This is a follow-up to my initial blog post about the trabeculectomy eye surgery I had on March 6, reported on in "My eye surgery went well, though not a load of fun."
As a Johns Hopkins article about trabeculectomy says, this surgery is aimed at controlled eye pressure in people like me with glaucoma, when eye drops or laser surgery either aren't doing a good enough job at lowering eye pressure -- the only viable way of keeping glaucoma from doing more damage to the eye -- or someone can't use those other methods.
In my case, Dr. Young, a Portland glaucoma specialist, felt that I needed this surgery because I'd lost so much peripheral vision in my very nearsighted right eye, while my left eye is only very minimally affected by glaucoma.
My eye pressure was in the low to mid 20's when I was first diagnosed with glaucoma. Prescription eye drops had lowered the pressure to 10-12 in both eyes, but Dr. Young wanted to get the pressure in my right eye down to 6-7.
When I asked him why laser surgery wasn't an option for my right eye, Dr. Young told me that given the seriousness of my vision loss, and how slowly glaucoma usually progresses, he didn't want to wait a couple of years to learn how well laser surgery was working -- perhaps because I'm 74, and want to preserve as much vision as possible for the rest of my life.
So I had the surgery. Which then involved five follow-up appointments.
Those weren't convenient for me to get to, since Dr. Young practices in Tualatin, Oregon and I live a ways south of Salem, about a 50 minute drive from Tualatin. But mostly I didn't encounter the dreaded Portland-area freeway traffic, so the Trabeculectomy God must have been smiling upon me.
Dr. Young kept telling me that my eye looked fine, but when he pressed on the trabeculectomy site the pressure in my right eye would drop to zero, or one time 2, which isn't a good thing. In fact, it's a bad thing.
This meant that while I could stop using an eye shield, and phase down on the post-surgery eye drops I was prescribed, Dr. Young wanted me to keep on not lifting heavy weight. At first the limit was ten pounds. Then twenty pounds. Than thirty pounds. Three weeks ago I was given the OK to lift sixty pounds.
That enabled me to use the weight machines at our athletic club, albeit some of them at a considerably lower weight than I was using before the surgery (120 pounds on four of the eleven machines).
Today, though, I got my trabeculectomy graduation notice, three weeks after my previous visit with Dr. Young where he'd said that my eye wasn't forming scar tissue very quickly. My right eye pressure was six, an excellent pressure and right on what Dr. Young had hoped for.
(Further, Young has told me that there's reason to consider that a low eye pressure following trabeculectomy is a "higher quality" pressure, since it doesn't vary much, whereas lowering pressure via periodic drops in the eye has more ups and downs during the day.)

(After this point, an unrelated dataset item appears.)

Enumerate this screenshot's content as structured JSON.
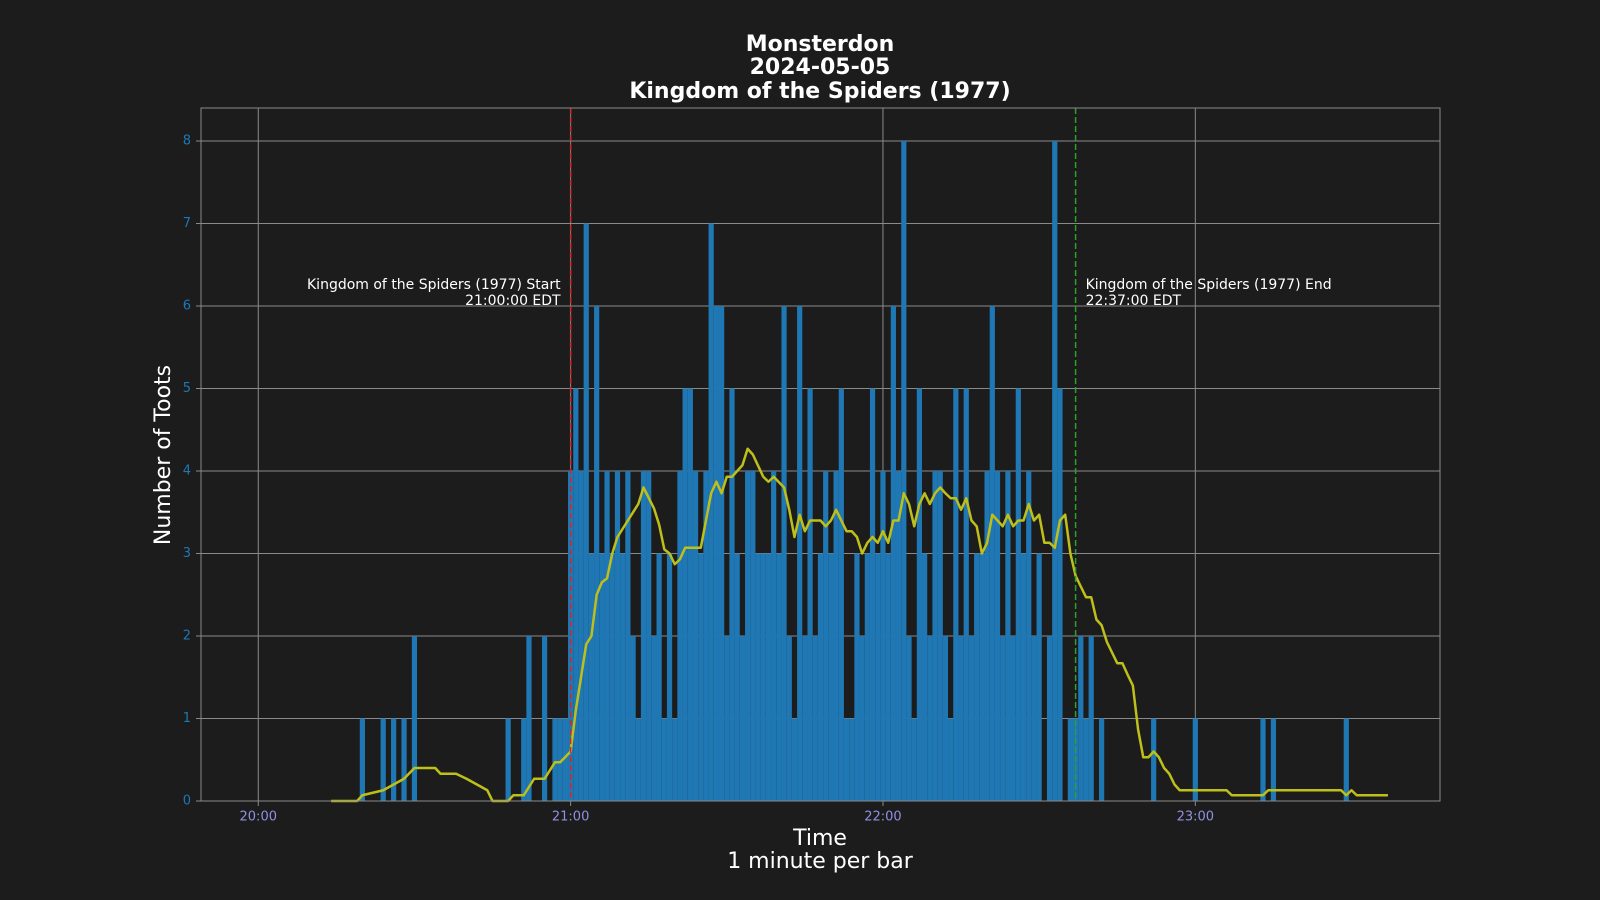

And, yay!, Dr. Young said I could do away with any weight-lifting restriction -- though I told him that I'd gradually ramp up the weight on the machines where I was using 120 pounds.
Time will tell whether the trabeculectomy is as successful in preserving the vision in my right eye as it seems to be doing at present.
My next appointment with Dr. Young is in four weeks. I have to wear glasses for the foreseeable future, after quite a few decades of contact lens wearing. I want to ask him when I can wear contacts again. This might relate to when I need cataract surgery, which so far I've avoided.